In the 80s, people like that always provide quantum leaps or quantum improvements. Just why quantum gets used that way is beyond me, since a quantum is about the smallest unit known to science. A quantum is the amount of energy expended when an electron changes orbits. But perhaps it is the way of the 80s to make minuscule matters sound great.

Even if 80s people are obsessed by money and status, they do not aspire to be known as wealthy. The preferred term is upscale. And if you're on the other end of things, you're not a flunky or a laborer any more; you're a subordinate. A law clerk is now a paralegal, and a bookkeeper is a para-accountant.

Like job titles, personal names got changed during this decade. In the 60s, the preferred way to cope with an identity crisis was to change the spelling, so that we dealt with not Linda and Tom, but Lyndda and Thomm. In the 80s, you want to sound important, not unique. Apparently the most important name anyone knew J. Edgar Hoover.

Thus anyone who aspires to power status uses an initial before the rest of his name, and generally something after it, too, as in R. Emmett Tyrell, Jr., editor of the American Spectator; C. William Verity, Jr., U.S. Secretary of Commerce; or H. Lawrence Garrett, III, general counsel of the U.S. Department of Defense.

Consider some other linguistic gifts of the 80s, such as parenting. It used to be that there were families that raised children. Now there's parenting, whatever that means.

Actually, parenting does mean something. People who parent are people who provide quality time for their children, during the 20 minutes a day they see their offspring.

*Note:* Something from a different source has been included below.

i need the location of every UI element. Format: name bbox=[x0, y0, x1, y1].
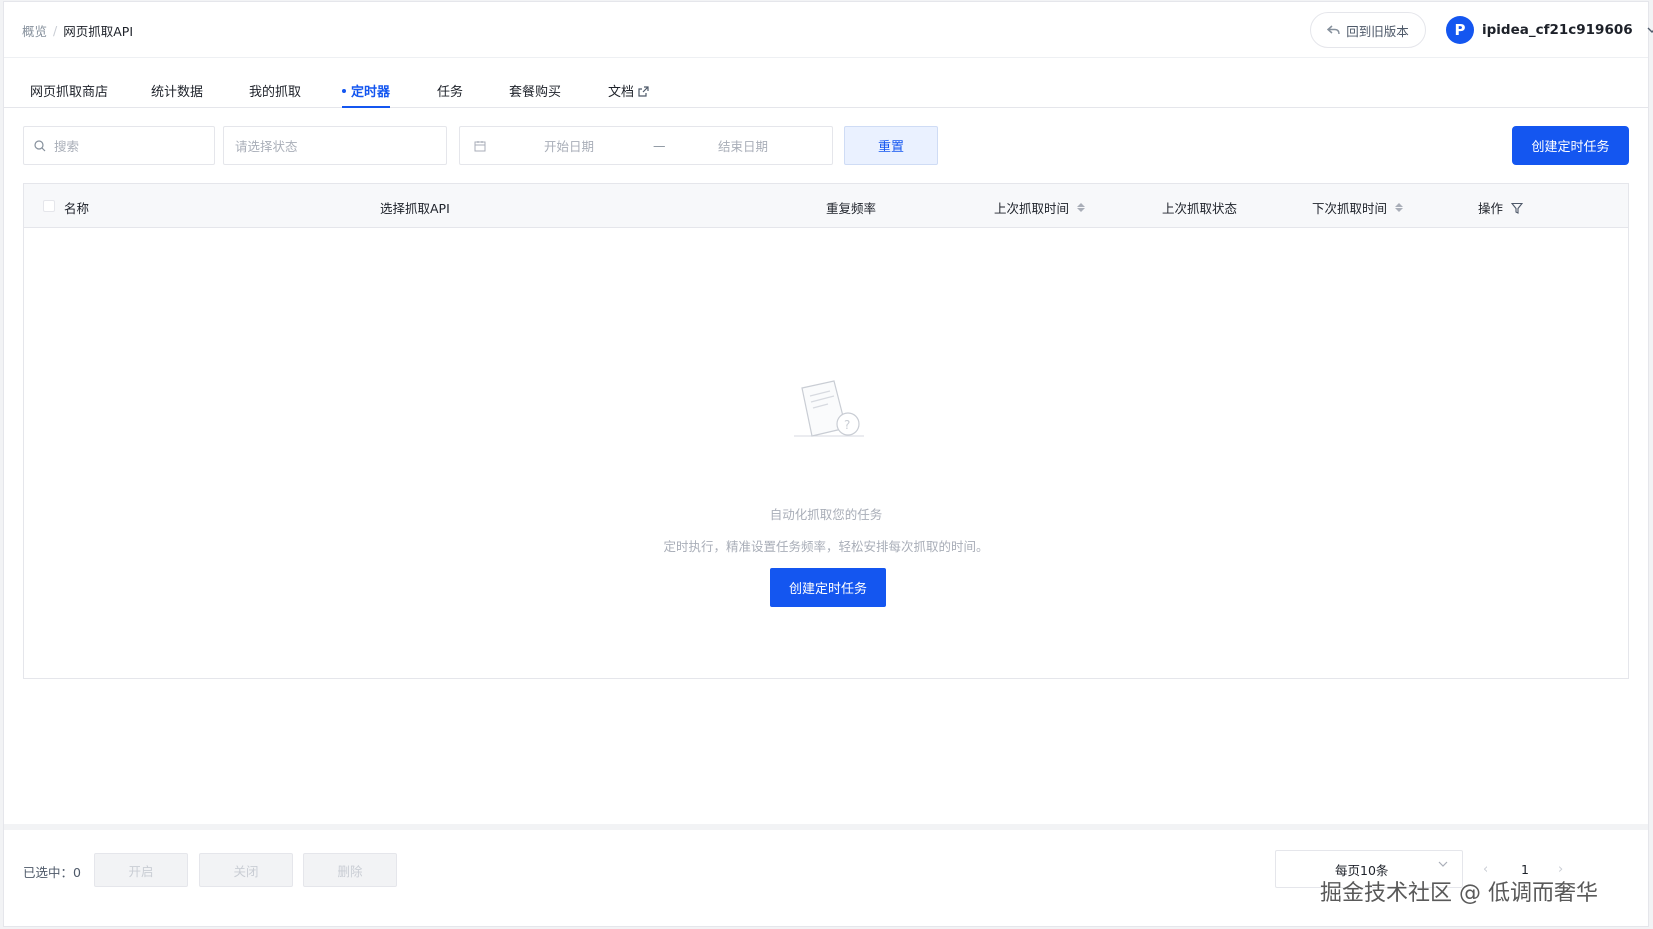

Note, though, that the concept of quality time applies only in this context. You'd be told to report to the corporate outplacement office if you told your boss that I know I spent only two hours on the job yesterday, but I should be paid for a full day because the time I did put in was quality time.

Normally, I don't worry all that much about these matters. But I was trying to figure out how to fit in, because lately, I've been feeling out of it. The rest of the nation is sweltering in heat and drought, and up here, it's been downright chilly, with thundering downpours every afternoon that often continue into the night.

The problem is that once I go to the trouble of taking up parenting, of promoting myself as a power columnist, of learning how to do lunch, of adopting a significant name like E. Kenneth Quillen, III -- then the 80s will actually be over, and it will be time to adopt a new set of official buzzwords.